Last week's Press front page carried the campaign to save the centre.

Campaigners are trying to pile pressure on Fife Health and Social Care Partnership Board to save the facility, which is set to close next month. 

All three Rosyth councillors – Tony Orton (Conservative), Sam Steele (SNP) and Andrew Verrecchia (Labour) have put aside their political differences to come together to voice their protest while more than 2,000 people have signed a petition to halt the closure. 

For many, the centre has simply been a lifeline.

Helen Balson, 91, of Duloch, has been enjoying her days there since moving up from the Borders three years ago. 

She told the Press: "I have made lots of friends at Rosyth, which is lovely because I didn't really know anyone when I moved to the area.

"There's always plenty to do or someone there to help you at the centre and I have been involved in lots of different things such as fundraising. 

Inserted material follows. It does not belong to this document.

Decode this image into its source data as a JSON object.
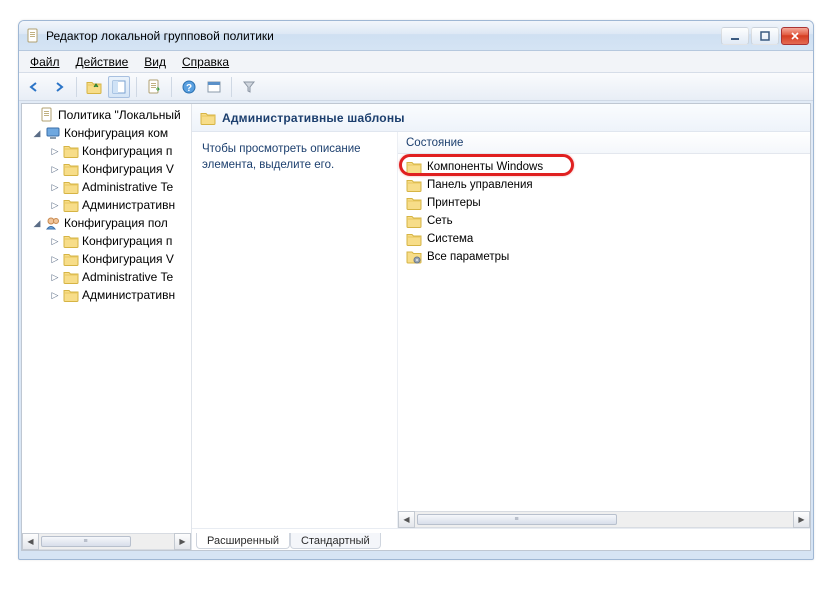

"I really appreciate what the staff do. 

"I have been offered a place in Abbeyview but my close friends are going to the Jean Mackie so I'm not going to see them. 

"They've also said I could have someone come to my house and take me out but I won't be getting much interaction with other people or I could go to the Art Club, but I'll have to arrange my own transport.

"I don't have any family here apart from my daughter, without the day centre I would have felt isolated."

Many believe the partnership's consolation with the community was flawed.

Helen's daughter, Shirley Coutts, added: "It’s a massive emotional upheaval for everyone that uses the centre. 

"It will impact the community and will be such a loss. 

"People don't always have family nearby and it's somewhere they can be looked after. 

"I am an only child, have been signed off work for a back injury and have no other family in the area. 

"If I go away then I'm at peace because I know that my mum won't be left completely isolated. 

"Loneliness is such a massive issue in our society and the centre provides two days where my mum is occupied. 

"There was no adequate consultation with the community and the centre is a perfect building. Its purpose-built and everything you need is all on one floor. 

"It's such a shame that it's going to be wasted."

All three councillors fighting the closure will have a table at the Rosyth Community Market on Sunday while they will also be at a street stall outside the Palace Cafe on Queensferry Road from 11am-1pm every Saturday for the next three weeks.
A spokesperson for the Integrated Joint Board of the Health and Social Care Partnership said: "The decision to redesign day care services in Rosyth was upheld following discussion and voting on a motion by members of Fife Health and Social Care Partnership Board on September 14."